Open kristian-georgiev opened 3 years ago
As an additional comment, I have made some small changes to envs/point_env.py
:
26 - goal=np.array((1., 1.), dtype=np.float32),
26 + goal=np.array((0.3, 0.3), dtype=np.float32),
27 - arena_size=5.,
27 + arena_size=0.5,
198 - goals = np.random.uniform(-2, 2, size=(num_tasks, 2))
198 + goals = np.random.uniform(-self._arena_size, self._arena_size, size=(num_tasks, 2))
These change the default arena to a unit square and the default support for choosing goals for tasks. I am happy to submit a pull request for that if you believe these changes make sense.

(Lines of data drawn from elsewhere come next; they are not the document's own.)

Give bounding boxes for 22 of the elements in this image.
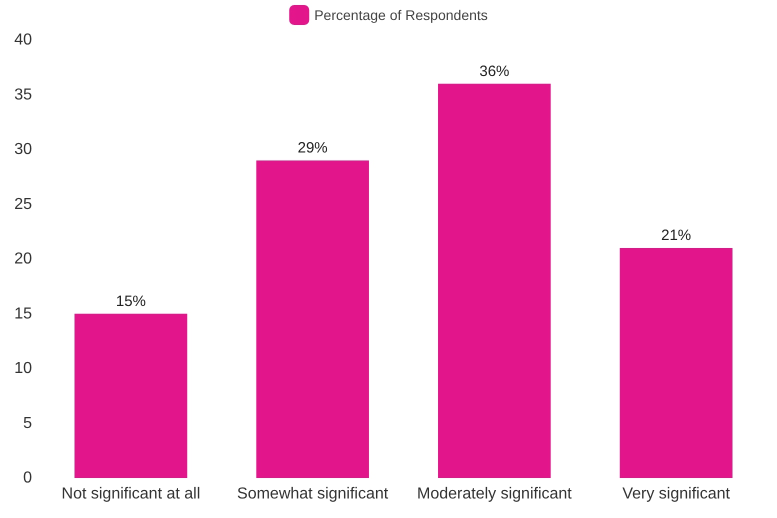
data-label: 36% <box>479 62 510 80</box>
y-tick-label: 5 <box>23 414 32 432</box>
y-tick-label: 30 <box>14 141 32 158</box>
legend-label: Percentage of Respondents <box>314 7 488 23</box>
data-label: 21% <box>661 227 692 244</box>
x-tick-label: Not significant at all <box>62 486 200 502</box>
bar <box>620 248 732 478</box>
x-tick-label: Moderately significant <box>417 486 572 502</box>
bar <box>74 314 188 478</box>
data-label: 15% <box>116 292 146 310</box>
y-tick-label: 25 <box>14 196 32 213</box>
bar <box>438 84 551 478</box>
y-tick-label: 10 <box>14 360 32 377</box>
y-tick-label: 35 <box>14 86 32 104</box>
y-tick-label: 40 <box>14 32 32 48</box>
data-label: 29% <box>298 139 328 156</box>
x-tick-label: Very significant <box>622 486 730 502</box>
y-tick-label: 20 <box>14 250 32 268</box>
y-tick-label: 15 <box>14 305 32 322</box>
x-tick-label: Somewhat significant <box>237 486 389 502</box>
bar <box>256 160 369 478</box>
y-tick-label: 0 <box>23 470 32 486</box>
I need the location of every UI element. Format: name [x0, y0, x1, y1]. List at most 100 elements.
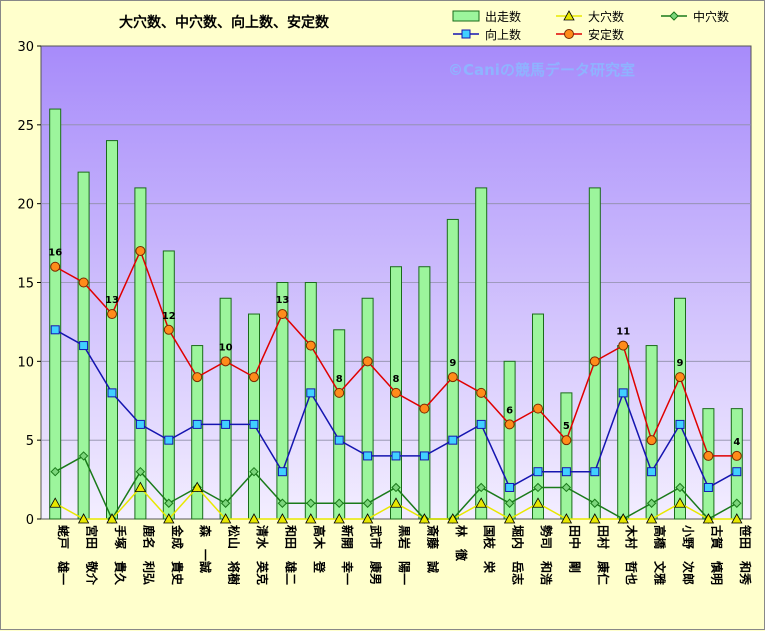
marker-安定数	[447, 372, 458, 383]
data-label: 16	[48, 248, 62, 259]
marker-中穴数	[334, 498, 344, 508]
marker-大穴数	[77, 513, 90, 524]
x-tick-label: 蛯戸 雄一	[56, 525, 71, 585]
marker-安定数	[362, 356, 373, 367]
bar	[191, 345, 204, 520]
marker-中穴数	[50, 466, 60, 477]
legend-marker	[563, 10, 575, 21]
x-tick-label: 新開 幸一	[340, 525, 355, 585]
data-label: 12	[162, 311, 176, 322]
marker-向上数	[79, 341, 89, 351]
x-tick-label: 勢司 和浩	[539, 525, 554, 585]
data-label: 13	[105, 295, 119, 306]
marker-中穴数	[391, 482, 401, 493]
x-tick-label: 田村 康仁	[596, 525, 611, 585]
data-labels: 16 13 12 10 13 8 8 9 6 5 11 9 4	[48, 248, 740, 448]
y-tick-label: 0	[26, 513, 34, 528]
marker-中穴数	[561, 482, 572, 493]
marker-大穴数	[248, 513, 260, 524]
marker-安定数	[646, 435, 657, 446]
marker-向上数	[732, 467, 742, 477]
bar	[106, 140, 118, 520]
marker-向上数	[249, 419, 259, 429]
x-tick-label: 林 徹	[454, 525, 469, 562]
marker-向上数	[221, 419, 231, 429]
x-tick-label: 清水 英克	[255, 525, 270, 585]
bar	[49, 108, 62, 520]
bar	[560, 392, 573, 520]
marker-大穴数	[645, 513, 658, 524]
y-tick-label: 10	[17, 355, 34, 370]
x-tick-label: 高橋 文雅	[653, 525, 668, 585]
bar	[617, 345, 630, 520]
marker-向上数	[391, 451, 401, 461]
x-tick-label: 金成 貴史	[170, 524, 185, 586]
marker-大穴数	[361, 513, 374, 524]
series-markers	[49, 245, 743, 524]
legend-marker	[461, 29, 471, 39]
data-label: 8	[393, 374, 400, 385]
marker-向上数	[135, 419, 145, 429]
marker-安定数	[618, 340, 629, 351]
marker-向上数	[618, 388, 628, 398]
x-tick-label: 田中 剛	[567, 525, 582, 573]
marker-中穴数	[135, 466, 146, 477]
marker-安定数	[589, 356, 600, 367]
marker-中穴数	[164, 498, 174, 508]
marker-大穴数	[560, 513, 573, 524]
marker-大穴数	[674, 497, 686, 508]
x-tick-label: 和田 雄二	[283, 524, 298, 585]
x-tick-label: 堀内 岳志	[511, 525, 526, 585]
y-axis-ticks: 0 5 10 15 20 25 30	[17, 40, 41, 528]
marker-大穴数	[617, 513, 629, 524]
marker-中穴数	[362, 498, 373, 508]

@kristian-georgiev I think the issue is that the maml in garage uses a Mlp baseline, that the algorithm tries to relearn on every training epoch.
Traditionally MAML fits a linear feature baseline for this variance reduction, and it can fit quite a bit faster to new data than a nn baseline.
If you check out the branch avnish-new-metaworld-results, then you'll find a linear baseline that I've hacked together for torch, and modifications that I've made to MAML to make it work with that linear baseline.
Thanks, Avnish.
Thank you for the clean and well-documented library! I am trying to use MAML for 2D navigation but have been achieving suboptimal policies. In particular, rollouts from the (adapted) trained algorithm look predominantly something like this.
I am using the current master version (https://github.com/rlworkgroup/garage/commit/43e7b78f4c3a8e977c8140e5e56c8c793f15263c).
This gist contains a minimal example that should reproduce this behavior. I have tried to keep hyperparameters to the defaults, wherever these are given. Additionally, this is the debug log from running the above minimal example.
Apologies for the vague issue - I am not sure whether this behavior is due to hyperparameters or an issue somewhere in the meta-RL pipeline. Thank you in advance!